United States District Court, W.D. Wisconsin

August 11, 2016

ONE WISCONSIN INSTITUTE, INC., CITIZEN ACTION OF WISCONSIN EDUCATION FUND, INC., RENEE M. GAGNER, ANITA JOHNSON, CODY R. NELSON, JENNIFER S. TASSE, SCOTT T. TRINDL, MICHAEL R. WILDER, JOHNNY M. RANDLE, DAVID WALKER, DAVID APONTE, and CASSANDRA M. SILAS, Plaintiffs,
v.
MARK L. THOMSEN, ANN S. JACOBS, BEVERLY R. GILL, JULIE M. GLANCEY, STEVE KING, DON M. MILLS, MICHAEL HAAS, MARK GOTTLIEB, and KRISTINA BOARDMAN, all in their official capacities, Defendants.

          ORDER

          JAMES D. PETERSON, DISTRICT JUDGE

         Plaintiffs prevailed on some, but not all, of their challenges to changes in Wisconsin’s election laws. The court enjoined enforcement of those laws that it found to be unconstitutional. Both sides have appealed. Dkt. 236 and Dkt. 240.

         Defendants now move to stay the court’s injunction pending appeal. Dkt. 241. Defendants contend that it is likely that the court’s decision will be reversed on appeal and that the injunction would require “a vast overhaul of state election procedures, ” which would require enormous effort and confuse voters. Dkt. 251, at 2. But defendants’ description of the court’s injunction is, to put it mildly, an exaggeration. The injunction requires modest, but meaningful, adjustments to a few election procedures and requirements. Yet it leaves in place the framework that the legislature has chosen, particularly the strict voter ID law, under which no one votes without an acceptable photo Id. Defendants have not made a strong showing that they are likely to succeed on the merits of their appeal: the court is not persuaded that any aspect of its decision was wrong. Accordingly, the court will deny the motion to stay, in all but one respect.

         The court will stay the requirement that the state fundamentally reform the IDPP before the next election. To be clear: the state must reform the IDPP because the current process prevents some qualified electors from getting acceptable IDs, and even successful petitioners must often endure undue burdens before getting those IDs. But the state’s emergency measures already in place will allow anyone who enters the IDPP to get a receipt that will serve as a valid ID for the November 2016 election. This is not a permanent solution because the long-term status of the receipts is uncertain. But the required reform can wait until the parties complete their appeal.

         ANALYSIS

         Pursuant to Federal Rule of Civil Procedure 62(c), this court has the authority to stay an injunction while an appeal of the order granting that injunction is pending. “To determine whether to grant a stay, [the court] consider[s] the moving party’s likelihood of success on the merits, the irreparable harm that will result to each side if the stay is either granted or denied in error, and whether the public interest favors one side or the other.” In re A & F Enters., Inc. II, 742 F.3d 763, 766 (7th Cir. 2014). The court uses a “sliding scale” approach: “the greater the moving party’s likelihood of success on the merits, the less heavily the balance of harms must weigh in its favor, and vice versa.” Id.

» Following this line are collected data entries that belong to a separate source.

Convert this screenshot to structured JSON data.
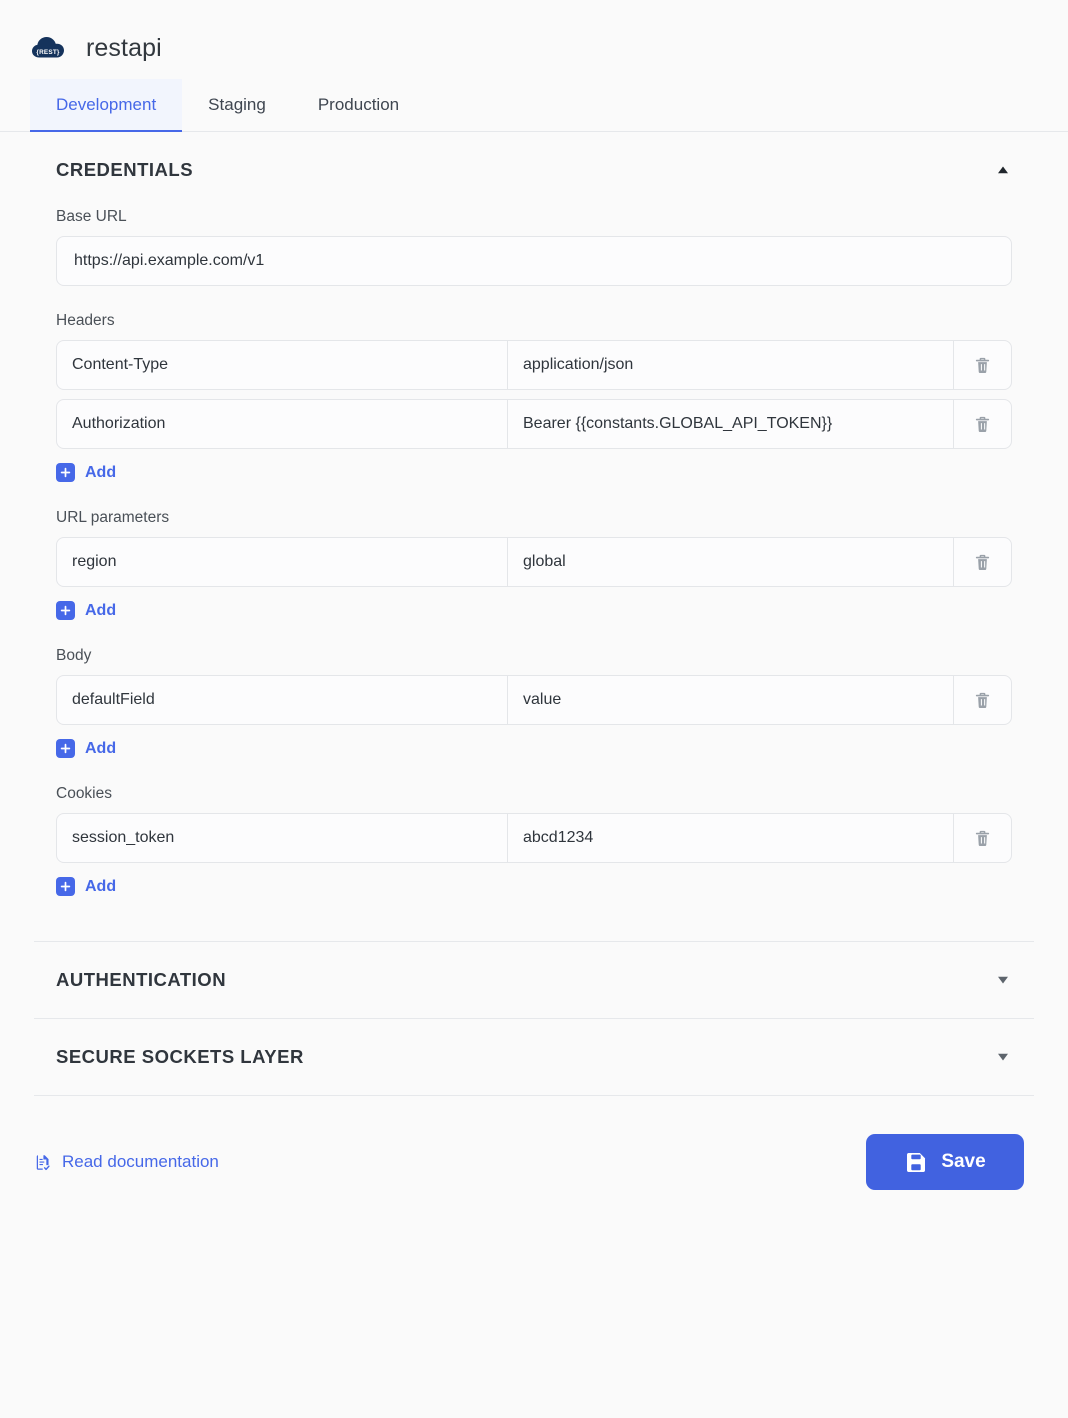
{
  "header": {
    "logo_icon": "rest-cloud-logo-icon",
    "logo_text": "{REST}",
    "title": "restapi"
  },
  "tabs": [
    {
      "label": "Development",
      "active": true
    },
    {
      "label": "Staging",
      "active": false
    },
    {
      "label": "Production",
      "active": false
    }
  ],
  "sections": {
    "credentials": {
      "title": "CREDENTIALS",
      "expanded": true,
      "caret_icon": "caret-up-icon",
      "base_url": {
        "label": "Base URL",
        "value": "https://api.example.com/v1",
        "placeholder": "https://api.example.com/v1"
      },
      "headers": {
        "label": "Headers",
        "rows": [
          {
            "key": "Content-Type",
            "value": "application/json"
          },
          {
            "key": "Authorization",
            "value": "Bearer {{constants.GLOBAL_API_TOKEN}}"
          }
        ],
        "add_label": "Add"
      },
      "url_parameters": {
        "label": "URL parameters",
        "rows": [
          {
            "key": "region",
            "value": "global"
          }
        ],
        "add_label": "Add"
      },
      "body": {
        "label": "Body",
        "rows": [
          {
            "key": "defaultField",
            "value": "value"
          }
        ],
        "add_label": "Add"
      },
      "cookies": {
        "label": "Cookies",
        "rows": [
          {
            "key": "session_token",
            "value": "abcd1234"
          }
        ],
        "add_label": "Add"
      }
    },
    "authentication": {
      "title": "AUTHENTICATION",
      "expanded": false,
      "caret_icon": "caret-down-icon"
    },
    "ssl": {
      "title": "SECURE SOCKETS LAYER",
      "expanded": false,
      "caret_icon": "caret-down-icon"
    }
  },
  "footer": {
    "doc_link_label": "Read documentation",
    "doc_link_icon": "document-check-icon",
    "save_label": "Save",
    "save_icon": "floppy-disk-save-icon"
  },
  "colors": {
    "accent": "#4668e8",
    "save_button": "#4162e0",
    "logo_navy": "#15335c",
    "page_background": "#fafafa",
    "text_primary": "#30363d",
    "border": "#e4e6e9"
  }
}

         A. Defendants’ likelihood of success on the merits

         Defendants have not shown a strong likelihood of success on the merits. Defendants principally stand on their post-trial brief to explain why their position on the merits of the case is correct. See Dkt. 241, at 3 n.1. The court’s opinion, Dkt. 234, thoroughly explains the court’s reasons for rejecting defendants’ arguments. But defendants’ motion to stay makes six specific criticisms of the court’s opinion. These are not entirely new points, but the court will address each one.

         First, defendants contend that the one-location rule for in-person absentee voting was in effect long before the rest of the challenged provisions. According to defendants, plaintiffs’ “core challenge is that the Legislature should have changed a long-standing law” and that the court ruled “that a non-change to an existing law is unconstitutional.” Dkt. 241, at 4 (original emphasis). Not true. Plaintiffs did not challenge the legislature’s failure to change the law. Plaintiffs’ challenge, and the court’s conclusion, was that the long-standing one-location rule is unconstitutional under the Anderson-Burdick framework, particularly when combined with limits on the hours available for in-person absentee voting.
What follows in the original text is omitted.